Re: [pcre-dev] segment matching and start of match?

Startseite
Nachricht löschen
Autor: ph10
Datum:  
To: Marc Weber
CC: pcre-dev
Betreff: Re: [pcre-dev] segment matching and start of match?
On Sun, 9 Jun 2013, Marc Weber wrote:

> char * pattern = "(abc.*deff)|(c.*x)";
>
> char * data1 = " XX abc zz";
> char * data2 = "";
> char * data3 = " x";
>
> Trying to PCRE_DFA_RESTART on data 2 and 3
>
> yields:
>
> || pcre_dfa_exec data1 -12
> || ovector [0] = 4
> || ovector [1] = 11


Makes sense, a partial match.

> || pcre_dfa_exec data2 -1
> || ovector [0] = 4
> || ovector [1] = 11


No match. Correct, as you didn't reset PARTIAL.

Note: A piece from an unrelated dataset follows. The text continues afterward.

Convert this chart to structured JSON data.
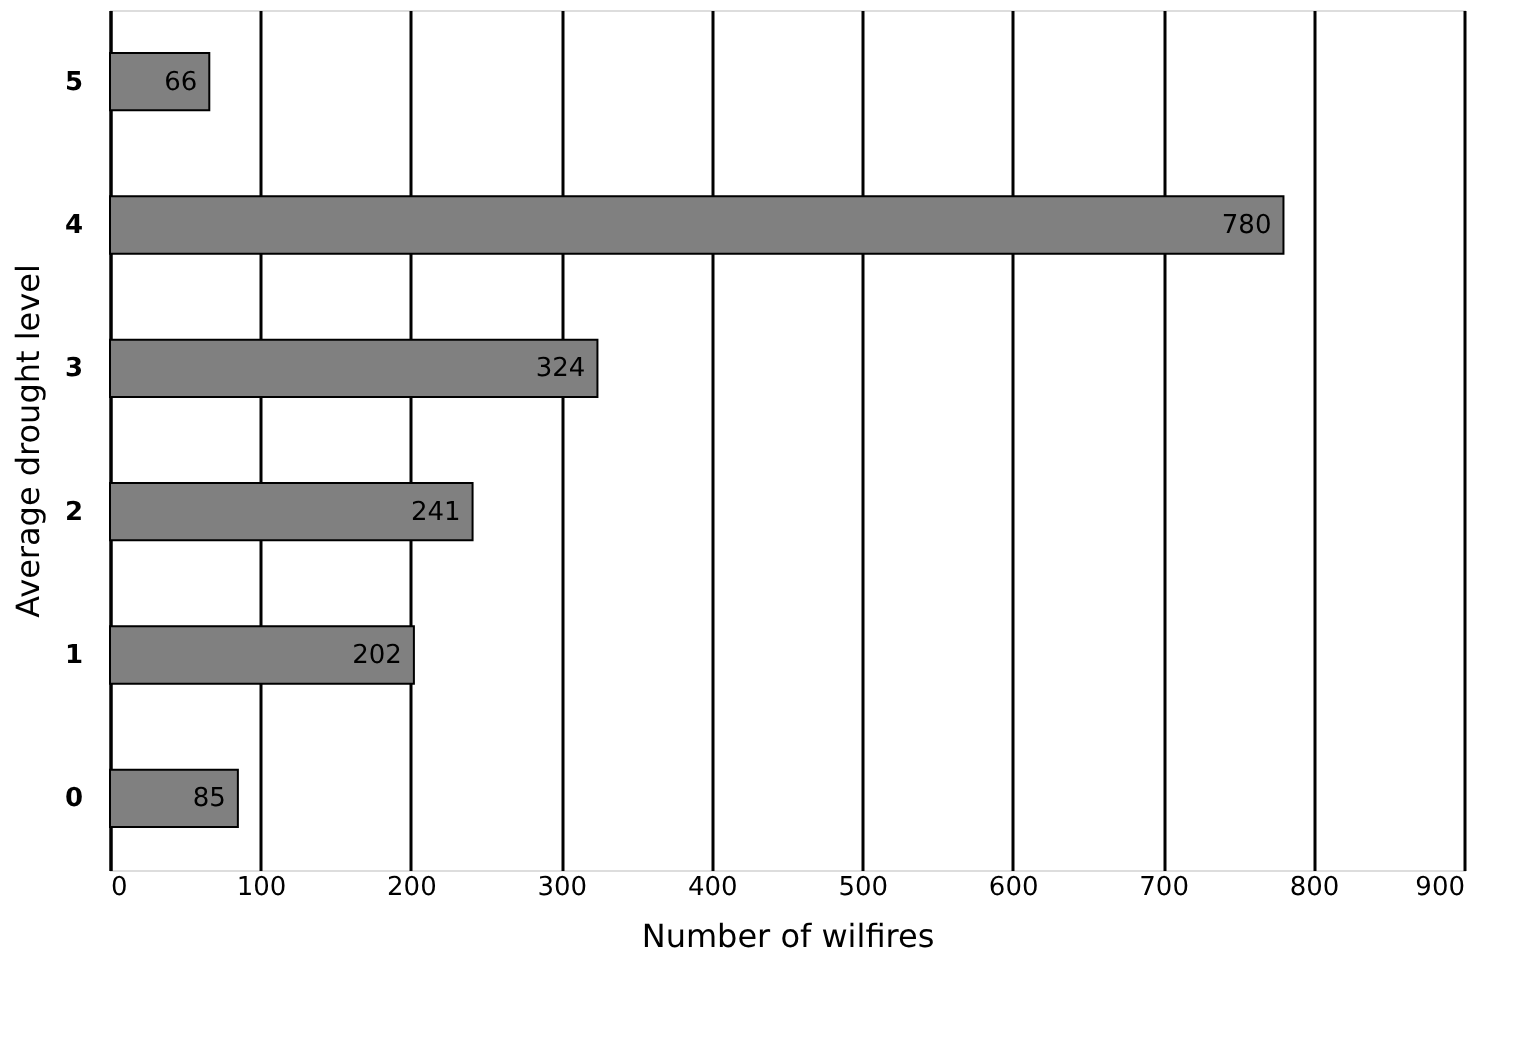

> || pcre_dfa_exec data3 -1
> || ovector [0] = 4
> || ovector [1] = 11


Ditto.

> Thus a partial match start at data1 pos "abc" is found as expected.
> However the second alternative choice (c.*x) should finally match,
> but does not. Is this a limitation of the implementation?


Yes. After a partial match, the only possibility is to complete that
match, or to fail. As it no longer has access to the earlier data, it
cannot "step on" characters to try an alternative starting at a
different position.

> Eg adding the final x to data1 like this:
> char * data1 = " XX abc zz x";
>
> makes the code print:
>
> || ovector [0] = 4
> || ovector [1] = 13
> and the char after x is position 13.
> So the engine can cope with it.


No, that has just swallowed some more characters in the partial match.

This problem can be avoided if you use pcre_exec() rather than the
RESTART facility of pcre_dfa_exec(). There are some notes on this in the
pcrepartial man page. It's a bit messy, but it should be possible.

Philip

--
Philip Hazel